DELİLLER VE GEREKÇE/
Dava, kambiyo senetlerinden kaynaklanan sebepsiz iktisap nedeniyle alacak davasıdır.
Uyuşmazlığın, davacının keşideci olduğu 350.000,00 TL miktarlı ve nakden kaydını havi bononun davacı tarafından davalıya verilmiş olan bono nedeniyle kendisine herhangi bir para verilmediği iddiasına rağmen bono bedeli ödenmiş olduğundan davacının sebepsiz zenginleşme hükümlerine göre ödemiş olduğu miktarın iadesini talep etme hakkına sahip olup olmadığı hususuna ilişkindir.

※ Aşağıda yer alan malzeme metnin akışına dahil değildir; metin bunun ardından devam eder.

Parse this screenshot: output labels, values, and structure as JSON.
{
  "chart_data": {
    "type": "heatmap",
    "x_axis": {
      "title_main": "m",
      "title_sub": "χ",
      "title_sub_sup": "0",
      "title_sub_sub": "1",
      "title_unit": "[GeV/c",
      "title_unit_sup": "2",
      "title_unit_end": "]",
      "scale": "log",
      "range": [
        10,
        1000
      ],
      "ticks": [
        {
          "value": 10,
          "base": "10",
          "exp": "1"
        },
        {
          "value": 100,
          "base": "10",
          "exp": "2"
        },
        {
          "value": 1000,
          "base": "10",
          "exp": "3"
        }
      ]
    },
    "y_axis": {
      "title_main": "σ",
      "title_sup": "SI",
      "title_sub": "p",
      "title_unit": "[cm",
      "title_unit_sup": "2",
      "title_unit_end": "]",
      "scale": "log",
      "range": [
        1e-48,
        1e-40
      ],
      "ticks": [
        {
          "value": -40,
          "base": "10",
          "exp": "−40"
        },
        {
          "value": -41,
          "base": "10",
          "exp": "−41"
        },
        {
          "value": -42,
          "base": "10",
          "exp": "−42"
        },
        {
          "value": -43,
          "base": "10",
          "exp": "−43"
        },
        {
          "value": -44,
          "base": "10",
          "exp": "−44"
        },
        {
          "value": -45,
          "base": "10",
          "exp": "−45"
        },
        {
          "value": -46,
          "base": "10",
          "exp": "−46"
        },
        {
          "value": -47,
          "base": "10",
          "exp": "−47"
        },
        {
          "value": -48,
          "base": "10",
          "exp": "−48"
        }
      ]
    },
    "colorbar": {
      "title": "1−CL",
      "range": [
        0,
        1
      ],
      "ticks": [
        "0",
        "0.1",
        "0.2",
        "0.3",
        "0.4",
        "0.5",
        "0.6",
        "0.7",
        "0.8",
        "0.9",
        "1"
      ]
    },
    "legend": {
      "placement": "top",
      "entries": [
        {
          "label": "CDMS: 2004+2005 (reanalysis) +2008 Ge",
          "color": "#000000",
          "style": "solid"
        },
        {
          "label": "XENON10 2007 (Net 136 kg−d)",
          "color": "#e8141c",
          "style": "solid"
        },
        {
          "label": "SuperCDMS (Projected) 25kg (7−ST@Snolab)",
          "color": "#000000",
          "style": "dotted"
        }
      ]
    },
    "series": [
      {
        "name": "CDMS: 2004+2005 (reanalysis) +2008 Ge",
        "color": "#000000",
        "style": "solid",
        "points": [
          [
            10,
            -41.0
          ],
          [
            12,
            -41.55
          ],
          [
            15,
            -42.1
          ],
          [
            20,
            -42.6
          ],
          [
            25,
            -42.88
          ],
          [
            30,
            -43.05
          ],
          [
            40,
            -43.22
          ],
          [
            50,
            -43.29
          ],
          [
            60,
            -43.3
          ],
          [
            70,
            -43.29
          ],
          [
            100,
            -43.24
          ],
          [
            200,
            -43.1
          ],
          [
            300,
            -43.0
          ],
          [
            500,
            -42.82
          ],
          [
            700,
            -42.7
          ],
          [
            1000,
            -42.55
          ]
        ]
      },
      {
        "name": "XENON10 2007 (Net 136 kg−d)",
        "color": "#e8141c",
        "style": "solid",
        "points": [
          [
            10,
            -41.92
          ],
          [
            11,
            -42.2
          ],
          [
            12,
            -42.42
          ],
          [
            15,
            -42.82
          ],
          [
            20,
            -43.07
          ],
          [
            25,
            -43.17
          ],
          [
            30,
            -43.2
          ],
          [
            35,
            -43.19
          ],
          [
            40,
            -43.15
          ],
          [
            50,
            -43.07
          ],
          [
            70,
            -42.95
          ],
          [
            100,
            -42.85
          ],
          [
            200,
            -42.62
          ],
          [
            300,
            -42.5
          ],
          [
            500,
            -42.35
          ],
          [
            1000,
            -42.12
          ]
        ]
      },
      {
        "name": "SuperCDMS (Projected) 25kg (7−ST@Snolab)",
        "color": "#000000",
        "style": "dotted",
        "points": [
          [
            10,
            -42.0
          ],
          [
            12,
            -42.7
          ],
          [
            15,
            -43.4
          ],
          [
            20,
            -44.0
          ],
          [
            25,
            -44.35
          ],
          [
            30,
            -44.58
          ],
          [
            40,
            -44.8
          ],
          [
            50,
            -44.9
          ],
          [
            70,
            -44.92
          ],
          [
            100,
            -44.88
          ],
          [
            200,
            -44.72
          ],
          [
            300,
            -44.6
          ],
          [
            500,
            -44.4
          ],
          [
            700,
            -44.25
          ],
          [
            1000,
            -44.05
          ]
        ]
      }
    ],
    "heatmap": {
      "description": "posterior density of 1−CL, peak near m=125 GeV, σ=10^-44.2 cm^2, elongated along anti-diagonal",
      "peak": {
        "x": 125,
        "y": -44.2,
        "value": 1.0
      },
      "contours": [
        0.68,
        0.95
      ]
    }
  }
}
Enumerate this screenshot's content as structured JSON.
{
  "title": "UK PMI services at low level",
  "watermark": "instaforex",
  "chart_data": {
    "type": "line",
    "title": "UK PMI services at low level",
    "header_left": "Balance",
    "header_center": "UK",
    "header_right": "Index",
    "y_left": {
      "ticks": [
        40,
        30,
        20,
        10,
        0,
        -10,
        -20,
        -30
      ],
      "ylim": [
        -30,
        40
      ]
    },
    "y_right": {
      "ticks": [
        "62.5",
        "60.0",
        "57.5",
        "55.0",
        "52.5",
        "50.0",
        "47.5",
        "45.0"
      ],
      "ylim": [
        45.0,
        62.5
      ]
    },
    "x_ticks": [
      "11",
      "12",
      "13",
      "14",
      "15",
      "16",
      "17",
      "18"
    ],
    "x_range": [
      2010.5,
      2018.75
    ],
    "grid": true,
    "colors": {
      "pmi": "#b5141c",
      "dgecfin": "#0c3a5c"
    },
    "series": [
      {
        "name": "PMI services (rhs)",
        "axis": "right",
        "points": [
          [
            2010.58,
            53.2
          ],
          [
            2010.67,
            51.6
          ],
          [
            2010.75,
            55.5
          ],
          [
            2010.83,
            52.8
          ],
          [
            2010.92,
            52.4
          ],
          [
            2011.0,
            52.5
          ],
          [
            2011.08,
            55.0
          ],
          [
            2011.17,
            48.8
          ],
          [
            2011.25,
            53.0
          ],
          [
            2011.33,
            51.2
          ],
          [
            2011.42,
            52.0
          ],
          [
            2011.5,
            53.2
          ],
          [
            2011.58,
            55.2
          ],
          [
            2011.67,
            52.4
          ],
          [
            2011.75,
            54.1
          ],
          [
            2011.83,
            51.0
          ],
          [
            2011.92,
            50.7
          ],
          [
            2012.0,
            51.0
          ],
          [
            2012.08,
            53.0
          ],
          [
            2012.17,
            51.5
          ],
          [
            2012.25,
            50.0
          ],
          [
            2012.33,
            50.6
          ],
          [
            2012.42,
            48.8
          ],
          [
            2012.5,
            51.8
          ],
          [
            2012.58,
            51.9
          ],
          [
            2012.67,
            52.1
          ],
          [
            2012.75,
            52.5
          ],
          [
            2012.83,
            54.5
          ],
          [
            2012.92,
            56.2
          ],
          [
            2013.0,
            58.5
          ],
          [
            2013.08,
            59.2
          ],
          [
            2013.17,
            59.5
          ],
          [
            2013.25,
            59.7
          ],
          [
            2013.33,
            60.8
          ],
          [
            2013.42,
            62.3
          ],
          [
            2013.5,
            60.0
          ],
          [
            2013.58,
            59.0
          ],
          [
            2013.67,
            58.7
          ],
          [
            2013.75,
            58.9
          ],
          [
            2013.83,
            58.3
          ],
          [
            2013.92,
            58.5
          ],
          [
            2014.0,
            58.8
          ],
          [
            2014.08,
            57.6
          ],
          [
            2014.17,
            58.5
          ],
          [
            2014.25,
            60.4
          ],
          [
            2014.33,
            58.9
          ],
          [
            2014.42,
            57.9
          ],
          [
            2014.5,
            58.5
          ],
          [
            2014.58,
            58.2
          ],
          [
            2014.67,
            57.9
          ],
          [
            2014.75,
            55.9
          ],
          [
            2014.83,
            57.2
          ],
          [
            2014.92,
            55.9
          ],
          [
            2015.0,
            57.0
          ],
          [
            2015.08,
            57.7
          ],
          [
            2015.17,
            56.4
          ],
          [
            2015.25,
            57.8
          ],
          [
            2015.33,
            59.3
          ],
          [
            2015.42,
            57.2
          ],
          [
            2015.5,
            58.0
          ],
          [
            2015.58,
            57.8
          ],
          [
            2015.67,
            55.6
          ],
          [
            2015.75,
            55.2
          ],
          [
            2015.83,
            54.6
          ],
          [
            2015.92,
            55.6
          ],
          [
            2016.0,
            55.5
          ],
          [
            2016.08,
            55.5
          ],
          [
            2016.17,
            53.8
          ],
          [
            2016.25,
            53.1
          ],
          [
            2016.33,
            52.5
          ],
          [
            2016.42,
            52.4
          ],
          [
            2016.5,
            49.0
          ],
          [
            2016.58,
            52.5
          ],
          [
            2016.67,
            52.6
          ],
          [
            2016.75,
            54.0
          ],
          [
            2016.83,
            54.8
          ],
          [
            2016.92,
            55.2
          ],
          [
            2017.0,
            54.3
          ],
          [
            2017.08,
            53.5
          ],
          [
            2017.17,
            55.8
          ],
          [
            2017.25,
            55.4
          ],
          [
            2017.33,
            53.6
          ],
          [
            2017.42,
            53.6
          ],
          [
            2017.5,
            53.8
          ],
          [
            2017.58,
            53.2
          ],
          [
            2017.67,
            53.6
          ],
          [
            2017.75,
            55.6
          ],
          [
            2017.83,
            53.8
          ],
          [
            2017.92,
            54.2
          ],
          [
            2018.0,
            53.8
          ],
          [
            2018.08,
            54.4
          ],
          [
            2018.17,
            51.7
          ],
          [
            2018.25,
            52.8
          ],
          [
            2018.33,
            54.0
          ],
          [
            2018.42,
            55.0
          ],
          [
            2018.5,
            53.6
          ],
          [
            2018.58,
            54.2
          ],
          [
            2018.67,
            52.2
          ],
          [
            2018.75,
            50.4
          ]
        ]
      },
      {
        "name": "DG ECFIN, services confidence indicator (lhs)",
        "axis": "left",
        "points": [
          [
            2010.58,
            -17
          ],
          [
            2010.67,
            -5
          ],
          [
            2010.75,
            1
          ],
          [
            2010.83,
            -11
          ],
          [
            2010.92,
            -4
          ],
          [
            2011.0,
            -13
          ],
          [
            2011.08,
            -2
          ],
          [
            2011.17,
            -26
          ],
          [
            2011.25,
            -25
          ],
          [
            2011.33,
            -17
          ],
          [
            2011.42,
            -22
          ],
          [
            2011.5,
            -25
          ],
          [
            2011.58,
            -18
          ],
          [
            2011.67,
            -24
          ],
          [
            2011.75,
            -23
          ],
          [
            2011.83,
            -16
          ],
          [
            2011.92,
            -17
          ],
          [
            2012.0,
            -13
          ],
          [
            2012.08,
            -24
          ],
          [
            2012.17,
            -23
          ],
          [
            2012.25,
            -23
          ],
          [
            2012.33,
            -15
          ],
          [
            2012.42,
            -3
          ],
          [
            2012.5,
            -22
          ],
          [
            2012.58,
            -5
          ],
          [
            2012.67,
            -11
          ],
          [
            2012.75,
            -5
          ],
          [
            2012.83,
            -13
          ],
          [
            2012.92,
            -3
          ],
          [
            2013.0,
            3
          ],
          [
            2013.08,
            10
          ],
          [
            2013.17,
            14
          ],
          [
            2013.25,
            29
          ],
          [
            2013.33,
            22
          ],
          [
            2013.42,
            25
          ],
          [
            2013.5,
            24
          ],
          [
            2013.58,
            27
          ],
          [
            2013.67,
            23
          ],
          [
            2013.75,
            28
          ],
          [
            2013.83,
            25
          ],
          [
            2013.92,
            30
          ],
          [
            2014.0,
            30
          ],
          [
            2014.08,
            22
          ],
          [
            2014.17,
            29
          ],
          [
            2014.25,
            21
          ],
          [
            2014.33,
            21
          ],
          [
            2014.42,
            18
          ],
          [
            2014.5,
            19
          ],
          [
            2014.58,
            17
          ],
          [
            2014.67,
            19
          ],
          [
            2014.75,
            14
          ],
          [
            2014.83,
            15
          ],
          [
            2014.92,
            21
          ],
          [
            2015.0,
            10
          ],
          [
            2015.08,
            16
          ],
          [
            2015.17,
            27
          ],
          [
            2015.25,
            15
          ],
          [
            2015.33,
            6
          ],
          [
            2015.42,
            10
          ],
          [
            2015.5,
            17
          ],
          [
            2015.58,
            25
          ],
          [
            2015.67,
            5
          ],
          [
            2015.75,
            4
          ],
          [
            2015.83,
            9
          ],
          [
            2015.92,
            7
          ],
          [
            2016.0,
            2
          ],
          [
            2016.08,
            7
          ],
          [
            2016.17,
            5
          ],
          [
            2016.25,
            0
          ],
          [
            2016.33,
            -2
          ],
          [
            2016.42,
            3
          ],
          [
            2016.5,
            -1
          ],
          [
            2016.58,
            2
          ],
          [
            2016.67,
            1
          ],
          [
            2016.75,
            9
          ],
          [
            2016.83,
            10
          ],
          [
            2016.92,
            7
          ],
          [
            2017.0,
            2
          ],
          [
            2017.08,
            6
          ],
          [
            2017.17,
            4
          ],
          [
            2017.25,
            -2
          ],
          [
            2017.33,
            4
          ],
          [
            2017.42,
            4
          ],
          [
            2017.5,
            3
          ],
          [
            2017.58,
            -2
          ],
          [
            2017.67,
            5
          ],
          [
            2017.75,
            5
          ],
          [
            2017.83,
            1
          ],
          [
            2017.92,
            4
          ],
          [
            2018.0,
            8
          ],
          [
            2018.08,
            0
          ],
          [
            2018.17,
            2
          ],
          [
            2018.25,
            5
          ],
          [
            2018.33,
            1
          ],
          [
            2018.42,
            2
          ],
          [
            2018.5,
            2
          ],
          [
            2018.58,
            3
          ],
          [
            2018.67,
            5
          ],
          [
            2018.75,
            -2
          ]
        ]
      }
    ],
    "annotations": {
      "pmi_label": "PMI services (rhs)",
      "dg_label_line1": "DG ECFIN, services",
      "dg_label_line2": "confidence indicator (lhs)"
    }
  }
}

Davacı şirketin temsilcisi …, davalı ve dava dışı … tarafından kurulan şirketin zarar etmesi nedeniyle davalı ve dava dışı kişi tarafından şirketin tasfiyesi istendiği halde davacı şirket temsilcisi tarafından limited şirket pay devri sözleşmesi davalı ve dava dışı Hasan ile imzalandığı; … 41. Noterliği’nin … tarih ve … yevmiye numaralı devir sözleşmesinde davalı …’un 700 pay karşılığında 70.000 TL devir bedeli ile …’a devrini sağladığı, devre ilişkin bedelin tamamen ve nakten aldığını imza altına aldıkları anlaşılmıştır.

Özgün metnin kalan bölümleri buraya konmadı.